The BAL team’s idea of testing already approved FDA drugs to help alleviate Lyme disease symptoms in the early days of the clinical trial objective was definitely an idea that has subsequently been proven to be a promising strategy in the absence of other reliable options for patients with persistent/chronic Lyme. But this has not obscured the ultimate goal of developing new therapies and drugs/compounds—including more potential investigation of herbal supplements which will make Lyme disease easy to cure. In the meantime, Dr. Embers will likely go on to develop a short-list of FDA-approved drugs that look like the most promising candidates from her animal studies. This will help to verify the drugs’ potential efficacy in treating persistent Lyme disease, prior to being earmarked as appropriate for a clinical trial in humans.
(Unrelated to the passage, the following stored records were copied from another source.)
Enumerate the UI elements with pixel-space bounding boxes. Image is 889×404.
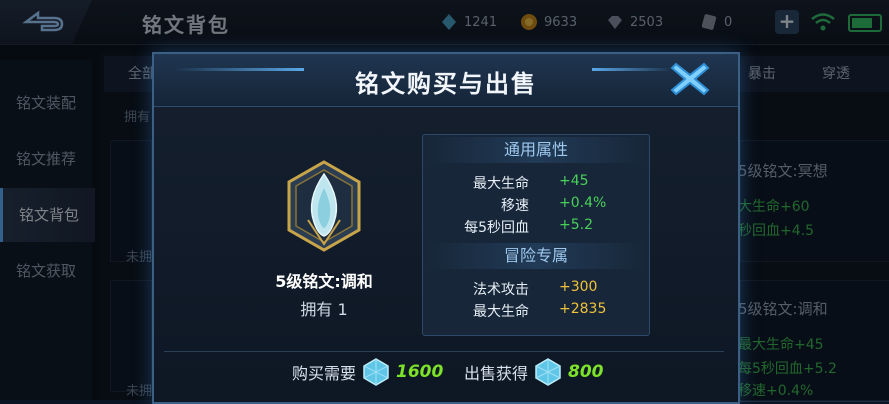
- rune-name: 5级铭文:调和: [275, 272, 373, 291]
- sell-label: 出售获得: [464, 364, 529, 383]
- attribute-value: +0.4%: [559, 195, 607, 211]
- close-icon: [670, 62, 710, 96]
- dialog-title: 铭文购买与出售: [355, 70, 537, 98]
- attribute-row: 移速 +0.4%: [423, 193, 649, 215]
- buy-value: 1600: [396, 362, 444, 382]
- adventure-attributes-header: 冒险专属: [423, 243, 649, 269]
- crystal-icon: [535, 358, 561, 386]
- sell-price[interactable]: 出售获得 800: [464, 358, 604, 386]
- attribute-value: +300: [559, 279, 598, 295]
- sell-value: 800: [568, 362, 604, 382]
- buy-sell-dialog: 铭文购买与出售 5级铭文:调和 拥有 1 通用属性 最大生命 +45 移速 +0…: [152, 52, 740, 404]
- attribute-value: +45: [559, 173, 589, 189]
- rune-owned-count: 拥有 1: [300, 300, 348, 319]
- attribute-row: 最大生命 +45: [423, 171, 649, 193]
- close-button[interactable]: [666, 56, 714, 102]
- buy-price[interactable]: 购买需要 1600: [292, 358, 443, 386]
- rune-hexagon-icon: [287, 160, 361, 252]
- attribute-value: +5.2: [559, 217, 593, 233]
- attribute-label: 最大生命: [473, 304, 529, 320]
- attribute-row: 每5秒回血 +5.2: [423, 215, 649, 237]
- attribute-label: 法术攻击: [473, 282, 529, 298]
- crystal-icon: [363, 358, 389, 386]
- attribute-row: 最大生命 +2835: [423, 299, 649, 321]
- buy-label: 购买需要: [292, 364, 357, 383]
- attribute-panel: 通用属性 最大生命 +45 移速 +0.4% 每5秒回血 +5.2 冒险专属 法…: [422, 134, 650, 336]
- footer-divider: [164, 351, 724, 352]
- attribute-label: 每5秒回血: [464, 220, 529, 236]
- attribute-row: 法术攻击 +300: [423, 277, 649, 299]
- general-attributes-header: 通用属性: [423, 137, 649, 163]
- attribute-value: +2835: [559, 301, 607, 317]
- attribute-label: 移速: [501, 198, 529, 214]
- dialog-header: 铭文购买与出售: [154, 54, 738, 107]
- attribute-label: 最大生命: [473, 176, 529, 192]
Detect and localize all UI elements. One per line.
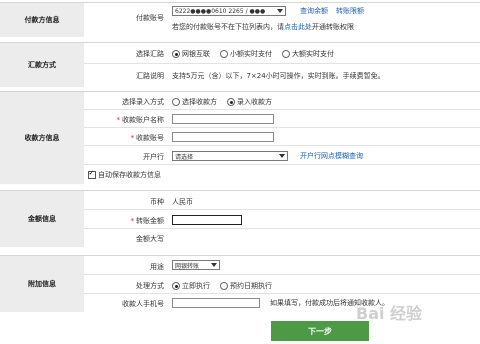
currency-value: 人民币 — [172, 198, 193, 206]
click-here-link[interactable]: 点击此处 — [284, 23, 312, 31]
payee-account-input[interactable] — [172, 132, 274, 142]
payee-name-row: * 收款账户名称 — [84, 110, 480, 128]
usage-select[interactable]: 网银转账 — [172, 260, 220, 270]
radio-icon — [227, 98, 235, 106]
radio-icon — [220, 282, 228, 290]
amount-label: * 转账金额 — [130, 217, 165, 225]
radio-icon — [172, 98, 180, 106]
transfer-limit-link[interactable]: 转账限额 — [336, 6, 364, 16]
chevron-down-icon — [277, 9, 283, 13]
chevron-down-icon — [279, 154, 285, 158]
payee-name-label: * 收款账户名称 — [116, 116, 165, 124]
process-option-immediate[interactable]: 立即执行 — [172, 281, 210, 291]
mode-option-select-payee[interactable]: 选择收款方 — [172, 97, 217, 107]
amount-input[interactable] — [172, 215, 242, 225]
process-option-scheduled[interactable]: 预约日期执行 — [220, 281, 272, 291]
query-balance-link[interactable]: 查询余额 — [300, 6, 328, 16]
autosave-label: 自动保存收款方信息 — [98, 171, 161, 179]
payer-section: 付款方信息 付款账号 6222●●●●0610 2265 / ●●● 查询余额 … — [0, 2, 480, 37]
extra-category: 附加信息 — [0, 256, 84, 312]
route-option-interbank[interactable]: 网银互联 — [172, 49, 210, 59]
phone-label: 收款人手机号 — [122, 300, 164, 308]
payer-account-value: 6222●●●●0610 2265 / ●●● — [175, 7, 266, 15]
payer-account-row: 付款账号 6222●●●●0610 2265 / ●●● 查询余额 转账限额 若… — [84, 3, 480, 36]
amount-category: 金额信息 — [0, 191, 84, 247]
phone-input[interactable] — [172, 298, 260, 308]
usage-row: 用途 网银转账 — [84, 256, 480, 275]
amount-section: 金额信息 币种 人民币 * 转账金额 金额大写 — [0, 190, 480, 247]
autosave-checkbox[interactable] — [88, 169, 96, 179]
remit-route-label: 选择汇路 — [136, 50, 164, 58]
payee-account-row: * 收款账号 — [84, 128, 480, 146]
payee-bank-row: 开户行 请选择 开户行网点模糊查询 — [84, 146, 480, 165]
payee-account-label: * 收款账号 — [130, 134, 165, 142]
amount-upper-row: 金额大写 — [84, 229, 480, 246]
remit-desc-text: 支持5万元（含）以下，7×24小时可操作，实时到账。手续费暂免。 — [172, 72, 385, 80]
currency-label: 币种 — [150, 198, 164, 206]
radio-icon — [172, 50, 180, 58]
payer-hint: 若您的付款账号不在下拉列表内，请点击此处开通转账权限 — [172, 23, 354, 31]
radio-icon — [220, 50, 228, 58]
radio-icon — [282, 50, 290, 58]
remit-route-row: 选择汇路 网银互联 小额实时支付 大额实时支付 — [84, 43, 480, 64]
usage-label: 用途 — [150, 263, 164, 271]
payee-mode-label: 选择录入方式 — [122, 98, 164, 106]
currency-row: 币种 人民币 — [84, 191, 480, 210]
payer-account-select[interactable]: 6222●●●●0610 2265 / ●●● — [172, 6, 286, 16]
payee-category: 收款方信息 — [0, 92, 84, 184]
amount-upper-label: 金额大写 — [136, 235, 164, 243]
watermark-logo: Bai 经验 — [356, 304, 423, 323]
mode-option-enter-payee[interactable]: 录入收款方 — [227, 97, 272, 107]
radio-icon — [172, 282, 180, 290]
payee-name-input[interactable] — [172, 114, 274, 124]
route-option-large-realtime[interactable]: 大额实时支付 — [282, 49, 334, 59]
remit-desc-label: 汇路说明 — [136, 72, 164, 80]
bank-branch-search-link[interactable]: 开户行网点模糊查询 — [300, 151, 363, 161]
remit-section: 汇款方式 选择汇路 网银互联 小额实时支付 大额实时支付 汇路说明 支持5万元（… — [0, 42, 480, 87]
payee-mode-row: 选择录入方式 选择收款方 录入收款方 — [84, 92, 480, 110]
bank-select[interactable]: 请选择 — [172, 151, 288, 161]
remit-desc-row: 汇路说明 支持5万元（含）以下，7×24小时可操作，实时到账。手续费暂免。 — [84, 64, 480, 86]
autosave-row: 自动保存收款方信息 — [88, 169, 161, 180]
payer-category: 付款方信息 — [0, 3, 84, 37]
next-button[interactable]: 下一步 — [271, 321, 369, 341]
chevron-down-icon — [211, 263, 217, 267]
route-option-small-realtime[interactable]: 小额实时支付 — [220, 49, 272, 59]
process-row: 处理方式 立即执行 预约日期执行 — [84, 275, 480, 294]
payer-account-label: 付款账号 — [136, 14, 164, 22]
payee-section: 收款方信息 选择录入方式 选择收款方 录入收款方 * 收款账户名称 * 收款账号 开… — [0, 91, 480, 184]
remit-category: 汇款方式 — [0, 43, 84, 87]
amount-row: * 转账金额 — [84, 210, 480, 229]
process-label: 处理方式 — [136, 282, 164, 290]
payee-bank-label: 开户行 — [143, 153, 164, 161]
However, even after animal studies have been performed and data collected, without a reliable, widely distributed, accurate Lyme disease diagnostic tool, we still have to agree on who is eligible to be enrolled in a clinical trial. “Improvements in diagnostics—and more specifically direct diagnostics—will make clinical trial results more robust. While we have alternative ways of deciding who should be enrolled—by symptoms, or previous FDA cleared testing results, for example—we need to know who is still infected, and who may be ill due to some other, adjacent cause,” concludes Wendy Adams. Even so, elucidating which drugs—either individually or in combinations—can be effective against a persistent Lyme disease infection in mouse studies, Dr. Embers’s work will get Bay Area Lyme one step closer to determining the optimal therapeutics for persistent/chronic Lyme patients and future clinical trials in humans. “By working with the Steven & Alexandra Cohen Foundation, we are building the Lyme Clinical Trials Network, a network of clinics, clinicians, and researchers who are primed to test new therapies in humans. It’s a win-win-win,” comments Linda Giampa, executive director of Bay Area Lyme Foundation. “The opening of a West Coast clinical trial site at UCSF is the culmination of many years of tireless work and the fulfillment of the vision of a small group of determined women over 10 years ago. We are extremely optimistic that the Lyme Clinical Trials Network will accelerate the development of new treatments for patients with post-treatment and persistent Lyme disease.”

Although it’s been a long and winding road, there are many reasons for patients and advocates to be optimistic. These are major, significant leaps forward in putting together the infrastructure and planning to get drugs off the sidelines, out of the laboratory, and into human trials. Let’s hope that BAL’s concurrent work in researching and funding new diagnostics and the development of the Lyme Clinical Trials Network provides the key to this continuing dilemma and the cause of so much suffering for persistent Lyme and tick-borne disease patients.